Each stalk a seta with calyptra head,
containing spores, full zygotes fertilized,
bowed on the stalk, as prayers to gods were said,
before the captains might be satisfied:
'Let our armada these cold breezes thread,
through February dread.'
The sun perhaps must answer to that chance:
embryos ripen in photonic dance
when, UV-full, the spiky microphylls
weave water, air into their own substance;
and so each capsule fills -
if such bright future wills;
for in their silence something in them knew,
that long cast of summer had hooked them through.....................
This is modeled on Spenser's Prothalamion... which refrains the line Eliot quoted in the Wasteland -'Sweet Thames run softly till I end my song': It is however a pastoral. And I think I can do pastoral.

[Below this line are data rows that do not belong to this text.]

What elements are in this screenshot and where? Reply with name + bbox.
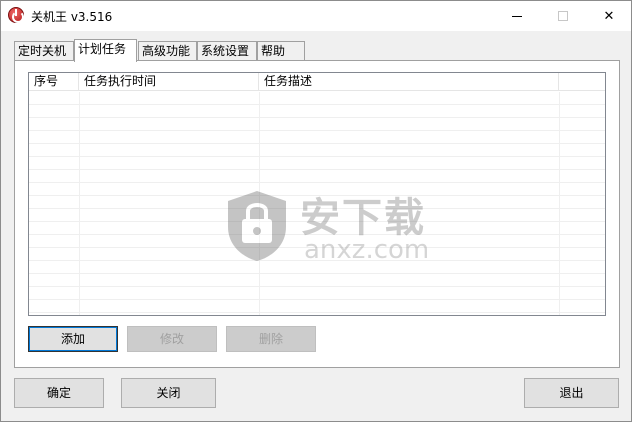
column-header-exec-time[interactable]: 任务执行时间: [79, 73, 259, 91]
tab-advanced[interactable]: 高级功能: [138, 41, 197, 61]
close-window-button[interactable]: ✕: [586, 1, 632, 31]
ok-button[interactable]: 确定: [14, 378, 104, 408]
window-title: 关机王 v3.516: [31, 10, 113, 24]
column-header-description[interactable]: 任务描述: [259, 73, 559, 91]
power-icon: [8, 7, 24, 23]
watermark-subtext: anxz.com: [304, 235, 430, 265]
tab-help[interactable]: 帮助: [257, 41, 305, 61]
delete-task-button: 删除: [226, 326, 316, 352]
tab-timed-shutdown[interactable]: 定时关机: [14, 41, 74, 61]
column-header-index[interactable]: 序号: [29, 73, 79, 91]
maximize-button: [540, 1, 586, 31]
grid-divider: [559, 92, 560, 315]
watermark: 安下载 anxz.com: [224, 183, 464, 265]
minimize-icon: [512, 15, 522, 17]
edit-task-button: 修改: [127, 326, 217, 352]
tab-strip: 定时关机 计划任务 高级功能 系统设置 帮助: [14, 39, 614, 62]
scheduled-tasks-panel: 序号 任务执行时间 任务描述 安下载 anxz.com 添加 修改 删除: [14, 60, 620, 368]
minimize-button[interactable]: [494, 1, 540, 31]
column-header-filler: [559, 73, 605, 91]
tab-system-settings[interactable]: 系统设置: [197, 41, 257, 61]
exit-button[interactable]: 退出: [524, 378, 619, 408]
close-button[interactable]: 关闭: [121, 378, 216, 408]
maximize-icon: [558, 11, 568, 21]
title-bar[interactable]: 关机王 v3.516 ✕: [1, 1, 631, 31]
task-list-header: 序号 任务执行时间 任务描述: [29, 73, 605, 91]
shield-icon: [228, 191, 286, 261]
close-icon: ✕: [603, 8, 615, 24]
grid-divider: [79, 92, 80, 315]
tab-scheduled-tasks[interactable]: 计划任务: [74, 39, 137, 62]
add-task-button[interactable]: 添加: [28, 326, 118, 352]
app-window: 关机王 v3.516 ✕ 定时关机 计划任务 高级功能 系统设置 帮助 序号 任…: [0, 0, 632, 422]
task-list[interactable]: 序号 任务执行时间 任务描述 安下载 anxz.com: [28, 72, 606, 316]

Here are two stanzas of the Prothalamion : 'A Spousall Verse in Honour of the Double Marriage of Ladie Elizabeth and Ladie Katherine Somerset'
CALM was the day, and through the trembling air
Sweet breathing Zephyrus did softly play,
A gentle spirit, that lightly did delay
Hot Titan's beams, which then did glister fair;
When I whose sullen care,
Through discontent of my long fruitless stay
In prince's court, and expectation vain
Of idle hopes, which still do fly away
Like empty shadows, did afflict my brain,
Walked forth to ease my pain
Along the shore of silver streaming Thames,
Whose rutty bank, the which his river hems,
Was painted all with variable flowers,
And all the meads adorned with dainty gems,
Fit to deck maidens' bowers,
And crown their paramours,
Against the bridal day, which is not long:
Sweet Thames, run softly, till I end my song.There, in a meadow, by the river's side,
A flock of nymphs I chanced to espy,
All lovely daughters of the flood thereby,
With goodly greenish locks, all loose untied,
As each had been a bride;
And each one had a little wicker basket,
Made of fine twigs, entrailed curiously,
In which they gathered flowers to fill their flasket,
And with fine fingers cropt full featously
The tender stalks on high.
Of every sort, which in that meadow grew,
They gathered some; the violet pallid blue,
The little daisy, that at evening closes,
The virgin lily, and the primrose true,
With store of vermeil roses,
To deck their bridegrooms' posies
Against the bridal day, which was not long:
Sweet Thames, run softly, till I end my song.